CHARLESTON, W. Va. (WOWK) – The Voting Rights Act was signed into law 54-years ago, but many critics say the law is being side-stepped by recent voter-ID laws and purging people from voter rolls. The West Virginia Secretary of State’s office says in the past 32 months, 180,000 people have been purged from voter rolls, but 130,000 new voters were registered.

“It’s not even. If you cast away these people, it doesn’t say when I register to vote, I have to vote in every election. Maybe it’s something that is not moving me. You are still hushing me when you purge,” said Del. Danielle Walker, (D-Monongalia).

But state and county leaders say some voters die, others move away, and if you don’t vote in four straight elections your name is purged.

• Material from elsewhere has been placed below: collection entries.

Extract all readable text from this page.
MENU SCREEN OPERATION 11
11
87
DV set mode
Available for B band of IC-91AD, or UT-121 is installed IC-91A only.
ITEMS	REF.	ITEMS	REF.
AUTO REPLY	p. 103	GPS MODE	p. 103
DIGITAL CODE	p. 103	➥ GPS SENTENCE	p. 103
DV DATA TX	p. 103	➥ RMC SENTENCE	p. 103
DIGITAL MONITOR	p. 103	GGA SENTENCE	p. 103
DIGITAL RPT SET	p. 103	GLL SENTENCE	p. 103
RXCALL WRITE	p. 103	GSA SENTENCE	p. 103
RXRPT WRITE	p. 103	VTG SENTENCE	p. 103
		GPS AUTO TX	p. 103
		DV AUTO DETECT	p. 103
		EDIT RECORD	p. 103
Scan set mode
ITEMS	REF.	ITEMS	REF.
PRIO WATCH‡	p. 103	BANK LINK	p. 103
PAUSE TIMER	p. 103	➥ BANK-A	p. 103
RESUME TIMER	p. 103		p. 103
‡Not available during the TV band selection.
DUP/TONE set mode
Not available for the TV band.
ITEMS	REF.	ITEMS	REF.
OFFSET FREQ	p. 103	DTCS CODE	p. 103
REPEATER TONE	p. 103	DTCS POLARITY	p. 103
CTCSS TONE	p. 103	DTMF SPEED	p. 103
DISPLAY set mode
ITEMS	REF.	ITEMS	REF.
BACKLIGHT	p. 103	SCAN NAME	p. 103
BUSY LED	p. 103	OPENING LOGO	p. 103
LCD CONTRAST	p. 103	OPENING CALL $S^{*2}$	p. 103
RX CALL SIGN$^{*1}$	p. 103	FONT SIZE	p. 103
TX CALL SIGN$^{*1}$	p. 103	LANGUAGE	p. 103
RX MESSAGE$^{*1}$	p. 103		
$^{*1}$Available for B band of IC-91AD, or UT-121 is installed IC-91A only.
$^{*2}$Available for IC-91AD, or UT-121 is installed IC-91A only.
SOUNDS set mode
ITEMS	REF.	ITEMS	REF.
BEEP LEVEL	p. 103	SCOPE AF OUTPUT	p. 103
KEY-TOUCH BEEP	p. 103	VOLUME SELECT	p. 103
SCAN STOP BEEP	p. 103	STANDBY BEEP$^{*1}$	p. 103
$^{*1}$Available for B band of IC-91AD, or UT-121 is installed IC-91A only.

“It is not discriminatory, at all. I mean we got to keep our rolls clean and clear. And I don’t think they want people on our rolls here in West Virginia if they moved to Georgia,” said Vera McCormick, Kanawha County Clerk.

Voting Right Advocates, want Congress to pass House Bill-4, which they say restores much of the original Voting Rights Act struck down by the courts.

The Secretary of State and County Clerks say even if you are removed for the voting rolls, you can still cast a ballot. It does have to be a provisional ballot, subject to verification after the election.